There are plenty of examples where harnessing ‘demand flow technology’ or similar IT with lean methodologies and variable Kanbans have helped slash both the order administration cycle time and the manufacturing cycle time literally by several weeks. And there are many that would argue we should all do all of this before we even consider a product configurator. But you be the judge: there are also instances where configurator IT has contributed handsomely, acting as a catalyst to improve lean factory achievements.
No one is pretending SMEs aren’t already doing some of this: if they’re still trading many have had to make changes. But the issue now is to consider it in the round and that’s where some are going to struggle. How many can do it? As Mark Brewer, sales support manager for mid-market enterprise software vendor QAD notes, “Most manufacturers are limited by their infrastructure… It’s going to take them a step change – different tools, different processes. You can’t get that from ERP.” And for as long as there is management autonomy they are likely to be forced into adopting piecemeal approaches and point solutions.
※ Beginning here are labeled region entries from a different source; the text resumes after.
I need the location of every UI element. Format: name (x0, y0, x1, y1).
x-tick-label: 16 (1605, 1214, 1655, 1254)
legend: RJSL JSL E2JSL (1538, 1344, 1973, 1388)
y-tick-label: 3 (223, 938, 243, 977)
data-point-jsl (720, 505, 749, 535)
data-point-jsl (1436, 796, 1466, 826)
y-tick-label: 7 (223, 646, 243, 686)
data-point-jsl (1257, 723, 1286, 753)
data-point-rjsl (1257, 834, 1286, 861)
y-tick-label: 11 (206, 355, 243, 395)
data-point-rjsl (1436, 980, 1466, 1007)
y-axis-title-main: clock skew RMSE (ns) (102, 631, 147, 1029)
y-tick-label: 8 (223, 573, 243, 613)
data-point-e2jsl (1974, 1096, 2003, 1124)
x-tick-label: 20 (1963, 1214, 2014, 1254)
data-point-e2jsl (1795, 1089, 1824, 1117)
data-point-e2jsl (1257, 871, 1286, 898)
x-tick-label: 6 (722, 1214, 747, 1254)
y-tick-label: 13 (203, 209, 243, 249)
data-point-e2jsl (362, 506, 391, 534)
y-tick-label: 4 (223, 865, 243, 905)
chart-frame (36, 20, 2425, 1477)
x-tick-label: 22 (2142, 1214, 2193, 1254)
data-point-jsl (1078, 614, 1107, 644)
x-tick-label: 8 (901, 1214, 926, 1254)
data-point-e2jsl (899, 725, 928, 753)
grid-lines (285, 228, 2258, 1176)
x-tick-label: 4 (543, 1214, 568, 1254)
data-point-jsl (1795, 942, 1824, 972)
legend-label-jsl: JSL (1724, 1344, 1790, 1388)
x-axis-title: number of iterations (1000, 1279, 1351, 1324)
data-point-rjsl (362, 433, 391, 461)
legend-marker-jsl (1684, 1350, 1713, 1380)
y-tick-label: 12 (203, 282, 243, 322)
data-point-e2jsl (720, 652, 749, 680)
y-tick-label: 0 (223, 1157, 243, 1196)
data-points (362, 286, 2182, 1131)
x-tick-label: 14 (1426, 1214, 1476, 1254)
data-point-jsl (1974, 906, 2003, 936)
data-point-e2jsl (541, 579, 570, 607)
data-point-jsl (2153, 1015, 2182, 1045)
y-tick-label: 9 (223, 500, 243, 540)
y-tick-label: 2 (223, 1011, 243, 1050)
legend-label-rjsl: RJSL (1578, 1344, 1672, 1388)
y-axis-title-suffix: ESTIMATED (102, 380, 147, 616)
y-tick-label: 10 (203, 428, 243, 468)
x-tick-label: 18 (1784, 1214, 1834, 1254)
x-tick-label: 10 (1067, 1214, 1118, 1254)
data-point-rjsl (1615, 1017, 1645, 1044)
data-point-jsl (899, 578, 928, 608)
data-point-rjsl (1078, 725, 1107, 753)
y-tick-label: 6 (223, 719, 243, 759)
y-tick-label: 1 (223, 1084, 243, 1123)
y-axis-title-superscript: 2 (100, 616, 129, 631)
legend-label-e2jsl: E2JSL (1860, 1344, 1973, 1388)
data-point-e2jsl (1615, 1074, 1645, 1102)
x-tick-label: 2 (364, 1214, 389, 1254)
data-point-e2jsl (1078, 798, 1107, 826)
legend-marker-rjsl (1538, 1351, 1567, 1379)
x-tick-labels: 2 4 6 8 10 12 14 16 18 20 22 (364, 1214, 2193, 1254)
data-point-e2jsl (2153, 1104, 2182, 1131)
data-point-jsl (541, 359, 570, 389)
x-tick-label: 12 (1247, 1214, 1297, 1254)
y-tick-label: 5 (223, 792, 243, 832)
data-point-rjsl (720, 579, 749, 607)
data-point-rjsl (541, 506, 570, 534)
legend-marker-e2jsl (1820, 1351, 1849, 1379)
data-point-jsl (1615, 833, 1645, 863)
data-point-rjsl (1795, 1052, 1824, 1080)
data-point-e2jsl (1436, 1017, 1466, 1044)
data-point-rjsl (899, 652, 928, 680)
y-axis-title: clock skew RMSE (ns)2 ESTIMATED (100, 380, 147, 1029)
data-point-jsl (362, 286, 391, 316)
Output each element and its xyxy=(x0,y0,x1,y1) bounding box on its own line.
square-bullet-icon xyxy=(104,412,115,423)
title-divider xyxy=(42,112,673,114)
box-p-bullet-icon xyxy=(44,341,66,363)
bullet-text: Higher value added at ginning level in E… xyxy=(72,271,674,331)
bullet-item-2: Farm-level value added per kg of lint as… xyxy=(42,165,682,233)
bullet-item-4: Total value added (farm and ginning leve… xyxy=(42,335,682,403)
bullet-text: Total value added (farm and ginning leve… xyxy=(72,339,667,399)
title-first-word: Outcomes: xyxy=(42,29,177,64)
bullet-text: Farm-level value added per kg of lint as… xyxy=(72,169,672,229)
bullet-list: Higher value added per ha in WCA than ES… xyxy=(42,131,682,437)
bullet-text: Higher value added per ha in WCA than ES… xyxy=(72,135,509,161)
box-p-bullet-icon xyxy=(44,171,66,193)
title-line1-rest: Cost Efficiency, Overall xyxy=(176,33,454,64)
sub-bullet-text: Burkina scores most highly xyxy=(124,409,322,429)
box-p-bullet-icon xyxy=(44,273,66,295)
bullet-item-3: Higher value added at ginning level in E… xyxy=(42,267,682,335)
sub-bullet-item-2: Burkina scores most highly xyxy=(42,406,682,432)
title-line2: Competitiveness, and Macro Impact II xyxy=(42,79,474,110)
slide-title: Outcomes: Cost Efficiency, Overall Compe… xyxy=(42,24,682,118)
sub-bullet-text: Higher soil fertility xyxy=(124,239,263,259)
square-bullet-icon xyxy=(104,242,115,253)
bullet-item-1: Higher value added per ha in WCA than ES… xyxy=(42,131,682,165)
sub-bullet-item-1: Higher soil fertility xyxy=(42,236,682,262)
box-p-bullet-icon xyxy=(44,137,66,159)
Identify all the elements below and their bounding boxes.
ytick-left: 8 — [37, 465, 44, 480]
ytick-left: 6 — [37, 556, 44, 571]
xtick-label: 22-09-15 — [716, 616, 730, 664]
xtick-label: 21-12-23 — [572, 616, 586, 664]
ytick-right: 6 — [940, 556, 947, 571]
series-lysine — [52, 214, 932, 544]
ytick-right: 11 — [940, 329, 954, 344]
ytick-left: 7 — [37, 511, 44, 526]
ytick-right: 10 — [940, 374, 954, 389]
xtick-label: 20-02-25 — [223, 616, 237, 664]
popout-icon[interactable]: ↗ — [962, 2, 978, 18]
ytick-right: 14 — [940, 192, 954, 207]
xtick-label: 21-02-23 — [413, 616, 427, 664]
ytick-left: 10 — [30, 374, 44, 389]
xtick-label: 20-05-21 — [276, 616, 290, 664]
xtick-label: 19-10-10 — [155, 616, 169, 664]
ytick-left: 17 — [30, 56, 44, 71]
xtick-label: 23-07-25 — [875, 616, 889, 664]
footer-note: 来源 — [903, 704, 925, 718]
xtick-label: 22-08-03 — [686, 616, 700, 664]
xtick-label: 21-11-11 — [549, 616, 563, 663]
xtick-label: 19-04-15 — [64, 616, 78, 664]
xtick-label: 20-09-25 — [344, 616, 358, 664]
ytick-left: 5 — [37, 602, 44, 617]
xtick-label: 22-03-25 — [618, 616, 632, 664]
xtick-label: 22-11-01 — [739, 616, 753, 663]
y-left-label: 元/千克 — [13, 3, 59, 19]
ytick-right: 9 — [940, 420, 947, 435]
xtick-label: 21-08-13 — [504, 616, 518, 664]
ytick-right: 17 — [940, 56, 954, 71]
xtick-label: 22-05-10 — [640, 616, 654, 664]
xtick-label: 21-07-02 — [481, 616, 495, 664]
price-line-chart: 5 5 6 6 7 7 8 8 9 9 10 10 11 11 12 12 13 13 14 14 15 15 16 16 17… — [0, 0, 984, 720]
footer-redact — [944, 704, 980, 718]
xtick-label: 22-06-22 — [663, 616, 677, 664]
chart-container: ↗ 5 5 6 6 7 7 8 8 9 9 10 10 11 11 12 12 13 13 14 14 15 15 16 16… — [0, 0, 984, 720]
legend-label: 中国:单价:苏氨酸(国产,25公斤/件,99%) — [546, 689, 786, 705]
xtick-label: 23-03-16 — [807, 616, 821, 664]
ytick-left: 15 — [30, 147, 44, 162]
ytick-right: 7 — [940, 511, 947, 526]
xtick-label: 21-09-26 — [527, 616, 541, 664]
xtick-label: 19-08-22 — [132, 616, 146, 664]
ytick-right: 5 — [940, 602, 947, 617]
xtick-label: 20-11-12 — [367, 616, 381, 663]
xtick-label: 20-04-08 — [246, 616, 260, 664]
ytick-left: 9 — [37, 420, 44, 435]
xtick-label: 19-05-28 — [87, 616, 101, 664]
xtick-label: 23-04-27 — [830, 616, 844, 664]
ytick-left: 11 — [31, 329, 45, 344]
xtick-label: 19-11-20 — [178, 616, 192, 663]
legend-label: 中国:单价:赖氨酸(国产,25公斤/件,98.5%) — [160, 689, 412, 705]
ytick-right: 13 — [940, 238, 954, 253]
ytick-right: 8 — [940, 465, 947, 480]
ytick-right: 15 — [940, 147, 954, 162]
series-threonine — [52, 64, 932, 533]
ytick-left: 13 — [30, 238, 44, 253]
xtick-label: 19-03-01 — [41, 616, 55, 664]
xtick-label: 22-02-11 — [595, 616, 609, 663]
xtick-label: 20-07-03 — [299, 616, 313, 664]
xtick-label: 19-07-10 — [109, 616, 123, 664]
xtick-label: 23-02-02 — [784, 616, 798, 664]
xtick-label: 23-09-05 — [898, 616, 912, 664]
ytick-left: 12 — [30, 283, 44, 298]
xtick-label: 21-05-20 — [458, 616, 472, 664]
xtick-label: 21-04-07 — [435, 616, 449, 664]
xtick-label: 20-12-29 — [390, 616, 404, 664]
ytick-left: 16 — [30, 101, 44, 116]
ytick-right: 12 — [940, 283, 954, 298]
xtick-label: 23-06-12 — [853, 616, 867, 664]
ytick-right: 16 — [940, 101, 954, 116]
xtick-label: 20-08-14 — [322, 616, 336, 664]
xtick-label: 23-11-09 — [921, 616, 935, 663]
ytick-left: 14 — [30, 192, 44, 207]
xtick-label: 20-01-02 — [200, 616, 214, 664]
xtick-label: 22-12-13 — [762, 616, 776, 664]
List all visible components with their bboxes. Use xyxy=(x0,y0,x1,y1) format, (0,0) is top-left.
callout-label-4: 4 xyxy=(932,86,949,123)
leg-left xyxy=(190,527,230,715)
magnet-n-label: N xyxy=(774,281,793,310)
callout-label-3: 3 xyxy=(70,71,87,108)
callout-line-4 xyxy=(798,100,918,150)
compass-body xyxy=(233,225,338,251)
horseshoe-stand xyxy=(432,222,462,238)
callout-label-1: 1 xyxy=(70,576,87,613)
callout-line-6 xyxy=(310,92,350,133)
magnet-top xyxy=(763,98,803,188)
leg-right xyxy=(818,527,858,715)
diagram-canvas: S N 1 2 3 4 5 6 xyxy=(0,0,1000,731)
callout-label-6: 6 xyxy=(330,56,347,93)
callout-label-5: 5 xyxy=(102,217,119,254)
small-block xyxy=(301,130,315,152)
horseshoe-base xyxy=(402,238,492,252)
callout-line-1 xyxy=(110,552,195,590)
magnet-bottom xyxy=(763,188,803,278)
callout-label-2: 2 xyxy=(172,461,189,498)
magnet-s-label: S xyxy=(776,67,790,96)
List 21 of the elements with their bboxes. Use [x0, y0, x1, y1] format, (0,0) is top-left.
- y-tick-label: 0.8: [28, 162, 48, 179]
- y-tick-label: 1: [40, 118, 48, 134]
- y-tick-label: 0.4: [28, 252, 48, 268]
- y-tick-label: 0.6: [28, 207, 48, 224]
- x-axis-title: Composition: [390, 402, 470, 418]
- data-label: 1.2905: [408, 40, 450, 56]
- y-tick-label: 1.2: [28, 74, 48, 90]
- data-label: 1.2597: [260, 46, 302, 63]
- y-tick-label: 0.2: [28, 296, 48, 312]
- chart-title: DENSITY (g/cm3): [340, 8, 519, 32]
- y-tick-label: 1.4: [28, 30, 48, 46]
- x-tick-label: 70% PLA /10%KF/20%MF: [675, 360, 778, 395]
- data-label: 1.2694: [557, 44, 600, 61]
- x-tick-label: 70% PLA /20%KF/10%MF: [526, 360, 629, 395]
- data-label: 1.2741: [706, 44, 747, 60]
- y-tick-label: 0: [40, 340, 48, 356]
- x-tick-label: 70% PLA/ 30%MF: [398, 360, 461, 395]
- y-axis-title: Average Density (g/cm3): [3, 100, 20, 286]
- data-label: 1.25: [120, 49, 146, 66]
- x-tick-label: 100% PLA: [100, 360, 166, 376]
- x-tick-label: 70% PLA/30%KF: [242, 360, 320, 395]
All true. But remembering that key points are to improve demand forecasting where you can, and obtain early visibility of detailed configured requirements where you can’t, you may make a good start. Stan Stewart, who heads up lean business management for ERP vendor SSA GT, puts it thus: “No one wants to see one-off purchase orders being raised for everything – that’s far too wasteful.” If even email can make a difference, think what a configurator could do for you. And get away from the silo/departmental mentality.